- Nonni and Manni DVD cover (German)
- Written by: Joshua Sinclair
- Directed by: Ágúst Guðmundsson
- Starring: Garðar Thór Cortes Einar Örn Einarsson Stuart Wilson Lisa Harrow Concha Hidalgo Luc Merenda Klaus Grünberg Sverre Anker Ousdal
- Theme music composer: Klaus Doldinger
- Opening theme: "Ocean"
- Composer: Klaus Doldinger
- Countries of origin: Iceland, West Germany
- Original language: English
- No. of seasons: 1
- No. of episodes: 6

Production
- Executive producer: David Conroy
- Producer: Petter J. Borgli
- Production locations: Iceland, Norway
- Cinematography: Tony Forsberg
- Editor: Gisela Haller
- Running time: approx. 52 min

Original release
- Network: ZDF
- Release: 26 December 1988 – 1 January 1989

= Nonni and Manni =

Nonni and Manni is an adventure children's television series produced as a joint venture between Iceland and West Germany. The six-episode series debuted on 26 December 1988 on West Germany's ZDF channel, with the last one airing on 1 January 1989.

The story was based on the eponymous book written by the popular Icelandic children's author Jón Sveinsson, nicknamed "Nonni", who had written several books inspired by his own experiences of growing up alongside his brother Ármann, nicknamed "Manni", at their childhood home in Akureyri. The filming for the series took place in Iceland, West Germany and Norway.

==Plot==
Twelve-year-old Nonni (Garðar Thór Cortes) and his eight-year-old brother Manni (Einar Örn Einarsson) live with their mother Sigrid (Lisa Harrow) and grandmother (Concha Hidalgo) on a small farm in 1869 Iceland. Before Manni was even born, the boys' father had gone to South America in search of work to support his family, and they are still awaiting his return.

A stranger by the name of Harald Helgasson (Luc Merenda) appears in town one day. He presents himself as the boys' father's best friend and informs them that their father had died of a fever. Before he died, he made Harald promise he would return to Iceland to look after his family. Harald helps the family by working on the farm and becomes a close friend to the boys who immediately take a liking to Harald and start to see him as a father figure.
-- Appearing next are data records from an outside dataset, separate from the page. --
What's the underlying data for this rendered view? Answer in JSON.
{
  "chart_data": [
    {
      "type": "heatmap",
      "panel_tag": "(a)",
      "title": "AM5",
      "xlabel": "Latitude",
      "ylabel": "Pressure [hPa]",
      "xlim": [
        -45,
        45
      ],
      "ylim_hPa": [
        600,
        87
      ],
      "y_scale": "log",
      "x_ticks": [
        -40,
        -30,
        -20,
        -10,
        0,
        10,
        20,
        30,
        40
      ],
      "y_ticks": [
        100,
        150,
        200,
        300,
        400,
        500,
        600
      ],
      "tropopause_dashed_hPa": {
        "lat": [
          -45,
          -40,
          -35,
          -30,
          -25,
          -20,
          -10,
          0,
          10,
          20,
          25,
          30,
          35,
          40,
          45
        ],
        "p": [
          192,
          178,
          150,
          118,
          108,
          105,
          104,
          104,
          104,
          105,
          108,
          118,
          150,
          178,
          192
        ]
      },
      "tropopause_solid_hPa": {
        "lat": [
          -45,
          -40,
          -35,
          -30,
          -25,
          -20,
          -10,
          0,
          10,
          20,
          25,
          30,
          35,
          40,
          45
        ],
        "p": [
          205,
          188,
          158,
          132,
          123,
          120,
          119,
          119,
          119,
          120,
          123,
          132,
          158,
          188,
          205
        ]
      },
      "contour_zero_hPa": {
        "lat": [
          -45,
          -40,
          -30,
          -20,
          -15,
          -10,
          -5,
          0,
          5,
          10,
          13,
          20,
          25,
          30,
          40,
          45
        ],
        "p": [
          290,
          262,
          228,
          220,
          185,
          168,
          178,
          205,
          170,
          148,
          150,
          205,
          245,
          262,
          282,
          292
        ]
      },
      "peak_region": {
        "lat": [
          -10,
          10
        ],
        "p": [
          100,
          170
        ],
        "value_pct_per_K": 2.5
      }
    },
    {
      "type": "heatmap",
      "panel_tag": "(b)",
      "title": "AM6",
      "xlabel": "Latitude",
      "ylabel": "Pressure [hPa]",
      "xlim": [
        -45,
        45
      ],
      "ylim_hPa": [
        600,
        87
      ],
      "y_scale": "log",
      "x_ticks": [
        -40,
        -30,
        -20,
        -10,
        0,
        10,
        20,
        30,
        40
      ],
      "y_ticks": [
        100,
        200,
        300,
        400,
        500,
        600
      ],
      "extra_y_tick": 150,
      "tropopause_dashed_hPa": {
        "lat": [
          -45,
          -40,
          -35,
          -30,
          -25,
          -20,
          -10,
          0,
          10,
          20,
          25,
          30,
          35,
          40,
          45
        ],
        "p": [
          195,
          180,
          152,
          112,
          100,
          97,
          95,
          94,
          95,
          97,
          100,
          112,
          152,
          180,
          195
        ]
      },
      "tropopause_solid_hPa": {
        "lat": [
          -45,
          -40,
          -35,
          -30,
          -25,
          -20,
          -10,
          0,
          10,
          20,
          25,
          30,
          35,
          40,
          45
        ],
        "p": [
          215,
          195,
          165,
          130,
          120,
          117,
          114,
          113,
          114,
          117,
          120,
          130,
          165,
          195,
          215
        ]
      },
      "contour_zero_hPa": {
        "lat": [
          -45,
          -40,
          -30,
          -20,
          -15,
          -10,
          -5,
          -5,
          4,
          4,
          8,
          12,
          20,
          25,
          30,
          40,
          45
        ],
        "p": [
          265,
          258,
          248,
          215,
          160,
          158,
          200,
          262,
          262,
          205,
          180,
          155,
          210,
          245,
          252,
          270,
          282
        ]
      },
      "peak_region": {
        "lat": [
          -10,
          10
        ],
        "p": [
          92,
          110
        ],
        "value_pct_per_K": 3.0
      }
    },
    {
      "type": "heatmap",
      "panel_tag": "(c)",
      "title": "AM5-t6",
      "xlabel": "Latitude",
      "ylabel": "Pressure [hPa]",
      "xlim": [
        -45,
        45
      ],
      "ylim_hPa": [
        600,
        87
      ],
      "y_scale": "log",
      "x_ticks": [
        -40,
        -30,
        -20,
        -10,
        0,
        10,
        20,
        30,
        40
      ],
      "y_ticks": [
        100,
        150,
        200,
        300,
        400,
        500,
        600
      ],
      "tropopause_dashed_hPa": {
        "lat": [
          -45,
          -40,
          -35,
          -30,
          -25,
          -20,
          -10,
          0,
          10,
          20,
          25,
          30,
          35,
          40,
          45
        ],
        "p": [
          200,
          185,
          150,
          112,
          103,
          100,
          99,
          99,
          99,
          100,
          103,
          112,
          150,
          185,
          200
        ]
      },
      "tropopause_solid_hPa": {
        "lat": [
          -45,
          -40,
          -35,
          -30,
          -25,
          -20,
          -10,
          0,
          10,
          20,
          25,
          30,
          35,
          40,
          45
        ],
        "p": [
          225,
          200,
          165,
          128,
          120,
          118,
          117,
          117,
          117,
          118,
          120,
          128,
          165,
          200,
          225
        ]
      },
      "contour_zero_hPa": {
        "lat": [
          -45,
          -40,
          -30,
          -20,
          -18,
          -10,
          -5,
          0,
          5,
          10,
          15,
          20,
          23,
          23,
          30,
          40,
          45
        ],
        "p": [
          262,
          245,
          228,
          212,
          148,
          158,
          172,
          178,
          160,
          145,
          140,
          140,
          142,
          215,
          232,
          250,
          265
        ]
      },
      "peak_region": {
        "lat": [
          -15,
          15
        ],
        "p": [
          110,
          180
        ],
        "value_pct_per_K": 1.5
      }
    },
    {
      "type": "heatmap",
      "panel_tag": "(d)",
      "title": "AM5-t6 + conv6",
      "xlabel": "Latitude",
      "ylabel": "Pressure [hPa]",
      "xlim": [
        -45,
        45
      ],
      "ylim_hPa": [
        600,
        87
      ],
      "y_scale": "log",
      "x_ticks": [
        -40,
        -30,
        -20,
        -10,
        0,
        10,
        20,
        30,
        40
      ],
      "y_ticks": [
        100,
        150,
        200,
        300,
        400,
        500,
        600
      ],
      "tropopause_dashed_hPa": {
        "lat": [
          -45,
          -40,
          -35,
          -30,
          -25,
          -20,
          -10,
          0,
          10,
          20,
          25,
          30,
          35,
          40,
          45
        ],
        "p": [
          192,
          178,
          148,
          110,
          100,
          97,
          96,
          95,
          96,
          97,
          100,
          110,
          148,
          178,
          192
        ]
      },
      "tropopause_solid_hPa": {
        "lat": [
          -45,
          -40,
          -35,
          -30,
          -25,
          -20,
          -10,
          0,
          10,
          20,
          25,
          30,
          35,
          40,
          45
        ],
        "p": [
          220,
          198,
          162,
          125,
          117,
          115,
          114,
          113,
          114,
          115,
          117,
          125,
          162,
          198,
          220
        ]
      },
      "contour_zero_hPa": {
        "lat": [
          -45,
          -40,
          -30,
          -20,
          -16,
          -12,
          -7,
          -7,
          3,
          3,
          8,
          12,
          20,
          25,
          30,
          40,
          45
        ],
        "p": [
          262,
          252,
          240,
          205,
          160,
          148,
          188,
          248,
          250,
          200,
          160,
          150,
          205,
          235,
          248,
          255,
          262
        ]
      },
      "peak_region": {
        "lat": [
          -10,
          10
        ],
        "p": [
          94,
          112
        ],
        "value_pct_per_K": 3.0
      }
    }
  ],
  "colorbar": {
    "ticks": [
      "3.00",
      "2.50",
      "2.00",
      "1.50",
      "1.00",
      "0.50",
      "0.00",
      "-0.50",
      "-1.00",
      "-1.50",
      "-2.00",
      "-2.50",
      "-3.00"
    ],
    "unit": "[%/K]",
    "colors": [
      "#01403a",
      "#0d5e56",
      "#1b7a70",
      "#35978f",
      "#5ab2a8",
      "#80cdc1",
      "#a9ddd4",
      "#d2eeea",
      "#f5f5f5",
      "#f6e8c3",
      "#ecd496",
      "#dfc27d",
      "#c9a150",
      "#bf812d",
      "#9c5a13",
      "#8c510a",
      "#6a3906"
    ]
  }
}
Magnus Hansson (Stuart Wilson) is a local businessman who is in love with Sigrid and has been trying to convince her to marry him. Magnus dislikes Harald due to the close relationship that Harald has been developing with the family and starts becoming increasingly upset over this. When another rich local businessman is killed, Magnus accuses Harald of murder. Upon the advice of the family, Harald flees into the mountains and hides from the authorities while Nonni and Manni, who firmly believe in Harald's innocence, expose themselves to danger and adventure while trying to keep Harald safe and prove him innocent.

== Filming ==
Filming mostly took place in Snæfellsnes in western Iceland. A farm was built in Hraunsfjörður as the home of Nonni and Manni. Flatey served as the 19th century version of Akureyri. The hiding place of Harald was an unnamed waterfall in Þingmannaá in Westfjords. The iconic hole in the mountain is located in Dimmuborgir.